Visco al Polo di Novoli: per l’Europa del rigore e della “crescita”

Ventisei slides, tre presidi, un rettore e quasi due ore di lezione accademica: questi i numeri in estrema sintesi della lectio magistralis che il Governatore della Banca d’Italia, Ignazio Visco, ha tenuto questo pomeriggio al Polo delle Scienze Sociali di Firenze.

Una lezione nella quale non sono mancate peraltro gradite sorprese. Infatti, nonostante la maggioranza dei presenti in aula abbiano mostrato un battito di mano alquanto facile ad ogni sospiro che provenisse dalla bocca del Governatore, non tutta la composita galassia studentesca dell’Ateneo fiorentino era così ben disposta. Per tali ragioni, a fronte di un format come quello della lectio magistralis che per tradizione non prevede dibattito, un nutrito gruppo di studenti ha provato a far sentire, nonostante la massiccia presenza della Digos, la propria voce.
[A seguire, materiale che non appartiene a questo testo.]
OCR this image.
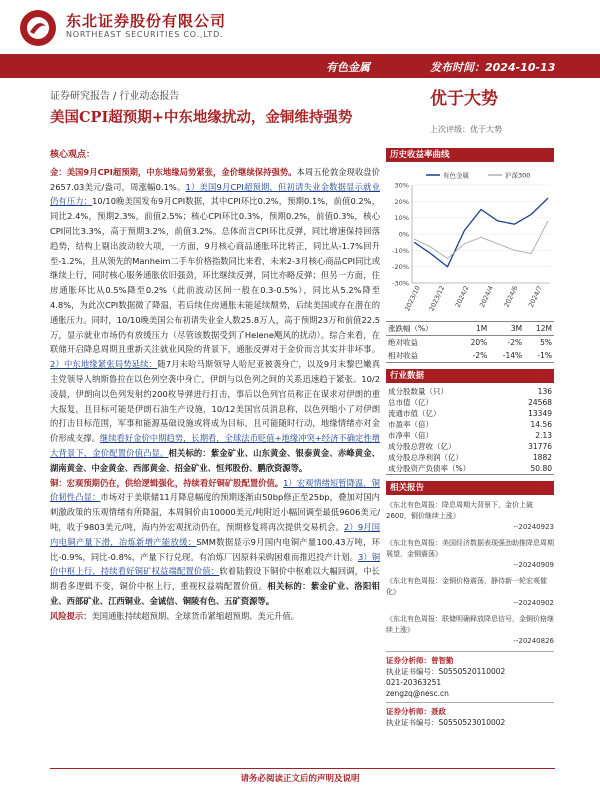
东北证券股份有限公司
NORTHEAST SECURITIES CO.,LTD.
有色金属	发布时间：2024-10-13
证券研究报告 / 行业动态报告
美国CPI超预期+中东地缘扰动，金铜维持强势
优于大势
上次评级：优于大势

核心观点：

金：美国9月CPI超预期，中东地缘局势紧张，金价继续保持强势。本周五伦敦金现收盘价2657.03美元/盎司，周涨幅0.1%。1）美国9月CPI超预期，但初请失业金数据显示就业仍有压力：10/10晚美国发布9月CPI数据，其中CPI环比0.2%，预期0.1%，前值0.2%，同比2.4%，预期2.3%，前值2.5%；核心CPI环比0.3%，预期0.2%，前值0.3%，核心CPI同比3.3%，高于预期3.2%，前值3.2%。总体而言CPI环比反弹，同比增速保持回落趋势，结构上剔出波动较大项，一方面，9月核心商品通胀环比转正，同比从-1.7%回升至-1.2%，且从领先的Manheim二手车价格指数同比来看，未来2-3月核心商品CPI同比或继续上行，同时核心服务通胀依旧强劲，环比继续反弹，同比亦略反弹；但另一方面，住房通胀环比从0.5%降至0.2%（此前波动区间一般在0.3-0.5%），同比从5.2%降至4.8%，为此次CPI数据微了降温，若后续住房通胀未能延续颓势，后续美国或存在潜在的通胀压力。同时，10/10晚美国公布初请失业金人数25.8万人，高于预期23万和前值22.5万，显示就业市场仍有放缓压力（尽管该数据受到了Helene飓风的扰动）。综合来看，在联储开启降息周期且重新关注就业风险的背景下，通胀反弹对于金价而言其实并非坏事。2）中东地缘紧张局势延续：随7月末哈马斯领导人哈尼亚被袭身亡，以及9月末黎巴嫩真主党领导人纳斯鲁拉在以色列空袭中身亡，伊朗与以色列之间的关系迅速趋于紧张。10/2凌晨，伊朗向以色列发射约200枚导弹进行打击，事后以色列官员称正在谋求对伊朗的重大报复，且目标可能是伊朗石油生产设施，10/12美国官员消息称，以色列缩小了对伊朗的打击目标范围，军事和能源基础设施或将成为目标，且可能随时行动，地缘情绪亦对金价形成支撑。继续看好金价中期趋势，长期看，全球法币贬值+地缘冲突+经济不确定性增大背景下，金价配置价值凸显。相关标的：紫金矿业、山东黄金、银泰黄金、赤峰黄金、湖南黄金、中金黄金、西部黄金、招金矿业、恒邦股份、鹏欣资源等。

铜：宏观预期仍在，供给逻辑强化，持续看好铜矿股配置价值。1）宏观情绪短暂降温，铜价韧性凸显：市场对于美联储11月降息幅度的预期逐渐由50bp修正至25bp，叠加对国内刺激政策的乐观情绪有所降温，本周铜价由10000美元/吨附近小幅回调至最低9606美元/吨，收于9803美元/吨，海内外宏观扰动仍在，预期修复将再次提供交易机会。2）9月国内电铜产量下滑，冶炼新增产能放缓：SMM数据显示9月国内电铜产量100.43万吨，环比-0.9%，同比-0.8%，产量下行兑现。有冶炼厂因原料采购困难而推迟投产计划。3）铜价中枢上行，持续看好铜矿权益端配置价值：软着陆假设下铜价中枢难以大幅回调，中长期看多逻辑不变，铜价中枢上行，重视权益端配置价值。相关标的：紫金矿业、洛阳钼业、西部矿业、江西铜业、金诚信、铜陵有色、五矿资源等。

风险提示：美国通胀持续超预期、全球货币紧缩超预期、美元升值。

历史收益率曲线
30%
20%
10%
0%
-10%
-20%
-30%
2023/10 2023/12 2024/2 2024/4 2024/6 2024/7
有色金属	沪深300
涨跌幅（%）	1M	3M	12M
绝对收益	20%	-2%	5%
相对收益	-2%	-14%	-1%
行业数据
成分股数量（只）	136
总市值（亿）	24568
流通市值（亿）	13349
市盈率（倍）	14.56
市净率（倍）	2.13
成分股总营收（亿）	31776
成分股总净利润（亿）	1882
成分股资产负债率（%）	50.80
相关报告
《东北有色周报：降息周期大背景下，金价上破2600，铜价继续上涨》
--20240923
《东北有色周报：美国经济数据表现强劲助推降息周期展望，金铜震荡》
--20240909
《东北有色周报：金铜价格震荡，静待新一轮宏观催化》
--20240902
《东北有色周报：联储明确释放降息信号，金铜价格继续上涨》
--20240826
证券分析师：曾智勤
执业证书编号：S0550520110002
021-20363251
zengzq@nesc.cn
证券分析师：聂政
执业证书编号：S0550523010002
请务必阅读正文后的声明及说明
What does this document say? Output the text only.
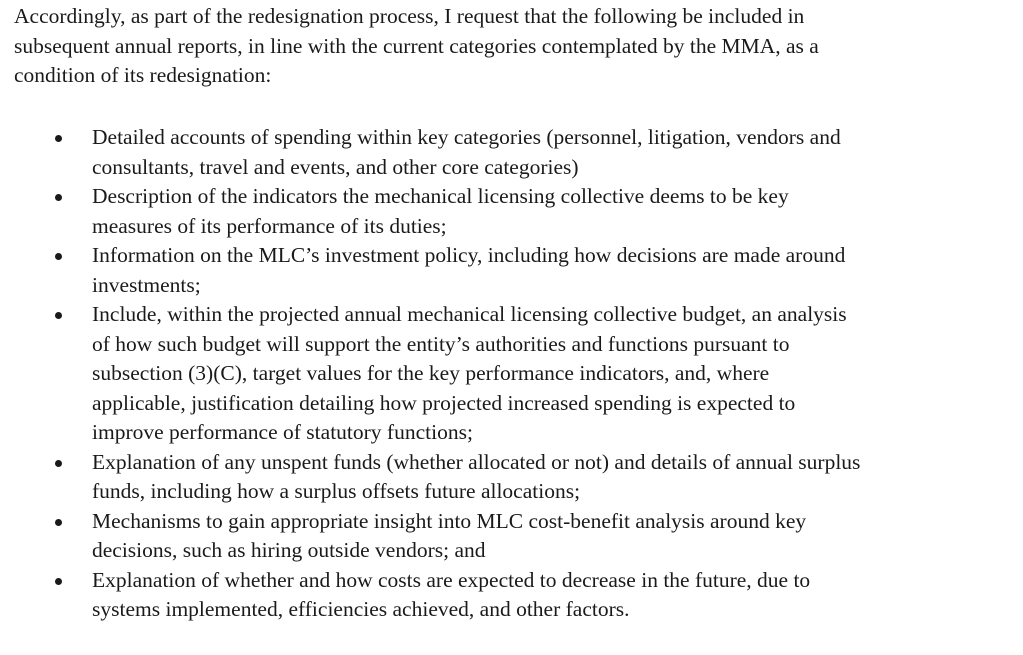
Accordingly, as part of the redesignation process, I request that the following be included in
subsequent annual reports, in line with the current categories contemplated by the MMA, as a
condition of its redesignation:

Detailed accounts of spending within key categories (personnel, litigation, vendors and
consultants, travel and events, and other core categories)
Description of the indicators the mechanical licensing collective deems to be key
measures of its performance of its duties;
Information on the MLC’s investment policy, including how decisions are made around
investments;
Include, within the projected annual mechanical licensing collective budget, an analysis
of how such budget will support the entity’s authorities and functions pursuant to
subsection (3)(C), target values for the key performance indicators, and, where
applicable, justification detailing how projected increased spending is expected to
improve performance of statutory functions;
Explanation of any unspent funds (whether allocated or not) and details of annual surplus
funds, including how a surplus offsets future allocations;
Mechanisms to gain appropriate insight into MLC cost-benefit analysis around key
decisions, such as hiring outside vendors; and
Explanation of whether and how costs are expected to decrease in the future, due to
systems implemented, efficiencies achieved, and other factors.
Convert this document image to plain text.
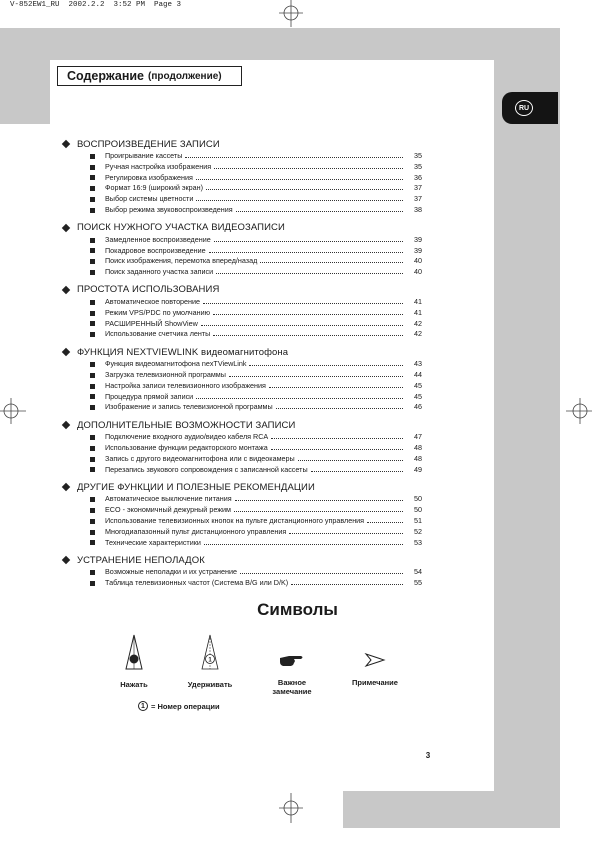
V-852EW1_RU  2002.2.2  3:52 PM  Page 3
Содержание (продолжение)
RU
ВОСПРОИЗВЕДЕНИЕ ЗАПИСИ
Проигрывание кассеты	35
Ручная настройка изображения	35
Регулировка изображения	36
Формат 16:9 (широкий экран)	37
Выбор системы цветности	37
Выбор режима звуковоспроизведения	38
ПОИСК НУЖНОГО УЧАСТКА ВИДЕОЗАПИСИ
Замедленное воспроизведение	39
Покадровое воспроизведение	39
Поиск изображения, перемотка вперед/назад	40
Поиск заданного участка записи	40
ПРОСТОТА ИСПОЛЬЗОВАНИЯ
Автоматическое повторение	41
Режим VPS/PDC по умолчанию	41
РАСШИРЕННЫЙ ShowView	42
Использование счетчика ленты	42
ФУНКЦИЯ NEXTVIEWLINK видеомагнитофона
Функция видеомагнитофона nexTViewLink	43
Загрузка телевизионной программы	44
Настройка записи телевизионного изображения	45
Процедура прямой записи	45
Изображение и запись телевизионной программы	46
ДОПОЛНИТЕЛЬНЫЕ ВОЗМОЖНОСТИ ЗАПИСИ
Подключение входного аудио/видео кабеля RCA	47
Использование функции редакторского монтажа	48
Запись с другого видеомагнитофона или с видеокамеры	48
Перезапись звукового сопровождения с записанной кассеты	49
ДРУГИЕ ФУНКЦИИ И ПОЛЕЗНЫЕ РЕКОМЕНДАЦИИ
Автоматическое выключение питания	50
ECO - экономичный дежурный режим	50
Использование телевизионных кнопок на пульте дистанционного управления	51
Многодиапазонный пульт дистанционного управления	52
Технические характеристики	53
УСТРАНЕНИЕ НЕПОЛАДОК
Возможные неполадки и их устранение	54
Таблица телевизионных частот (Система B/G или D/K)	55
Символы
Нажать
1
Удерживать	Важное
замечание
Примечание
1 = Номер операции
3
La contestazione, peraltro ampiamente annunciata nei giorni scorsi, è quindi riuscita nel proprio intento di bloccare per quasi quaranta minuti il soporifero andamento della lezione, nella quale Visco stava ricostruendo, secondo i canoni classici della vulgata neoliberista, le difficoltà attuali delle economie Occidentali. Il Governatore ha quindi più volte sottolineato come l’origine della crisi sia da ricercare in primo luogo nell’eccessiva finanziarizzazione e nelle spregiudicate innovazioni dei mercati, che a loro volta, come mele marce, avrebbero infettato anche la parte sana, ovvero l’economia reale. Le ragioni della proliferazioni di strumenti di alta finanza non vengono però specificate dal Governatore, che sembra assumerle come dati oggettivi, negando perciò a priori la possibilità di rintracciarne le origini. Queste, ad esempio, per la vulgata marxiana sono da collegare direttamente alla tendenziale caduta del saggio di profitto, dovuto a sua volta all’aumento della percentuale del capitale fisso rispetto a quello variabile. I minori profitti che le imprese riescono ad assicurarsi a fronte della diminuzione della forza-lavoro impiegata, che rimane, non sembra superfluo ricordarlo, l’unica parte dell’intero ciclo produttivo nel quale si produce plus-valore, induce quindi i capitalisti a percorrere altre strade. Tra queste ed in primis troviamo la finanza. Una siffatta ricostruzione può ovviamente essere criticata e rigettata. Tuttavia, l’operazione che induce Visco a ritenere la crescita della finanza come uno stato di natura è intellettualmente inaccettabile.

Il secondo focus del Governatore ruota attorno all’Europa, che vive una situazione di estrema fragilità non solamente per la difficile congiuntura internazionale, ma anche per alcune debolezze specifiche del Vecchio Continente. Queste si concentrerebbero nella tendenza esplosiva dei debiti statali e nell’incompletezza della costruzione dello spazio comune europeo. Visco glissa però sull’evidenza che l’ammontare del debito statale non costituisce di per sé alcun problema, come insegna il caso del Giappone dove un rapporto debito/pil sopra quota 230% convive con tassi di interesse alquanto limitati. Il vero nodo del contendere riguarda casomai come viene rifinanziato il debito stesso. Punto sul quale peraltro il Governatore sembra avere le idee molto chiare visto che ripete il solito mantra neoliberista, ovvero sottolineando l’importanza delle rassicurazioni da fornire ai mercati. Questi infatti, a fronte di instabilità interne nei singoli Stati chiedono di essere rassicurati con maggiori tassi di interesse sui propri prestiti. I governi che vogliano quindi assicurare al proprio Paese un differenziale basso rispetto ai Bund tedeschi possono solamente procedere nella direzione che il passato governo ha intrapreso. Si tratta, come evidente, di una costruzione di senso forte, una gabbia dalla quale è difficile evadere e che trova piena espressione nelle conclusioni proposte dal Governatore, che si delineano come una vera e propria agenda di governo: a) riduzione delle debolezze a livello nazionale ed europeo; b) implementazione del processo di unità economica e politica a livello continentale; c) equilibrio dei conti pubblici; d) difesa e potenziamento delle politiche di rigore, come il famigerato, almeno per noi, fiscal compact; e) ampio grado di libertà per il mercato che deve funzionare e può farlo solamente in una società senza vincoli.

La lectio magistralis di Visco termina qua, seguono i ringraziamenti di rito ed un lungo e gelido applauso. Per fortuna a riscaldare il cuore di chi non ritiene la strada tracciata da Visco l’unica possibile ci avevano già pensato gli studenti fiorentini, quelli pensanti ça va sans dire.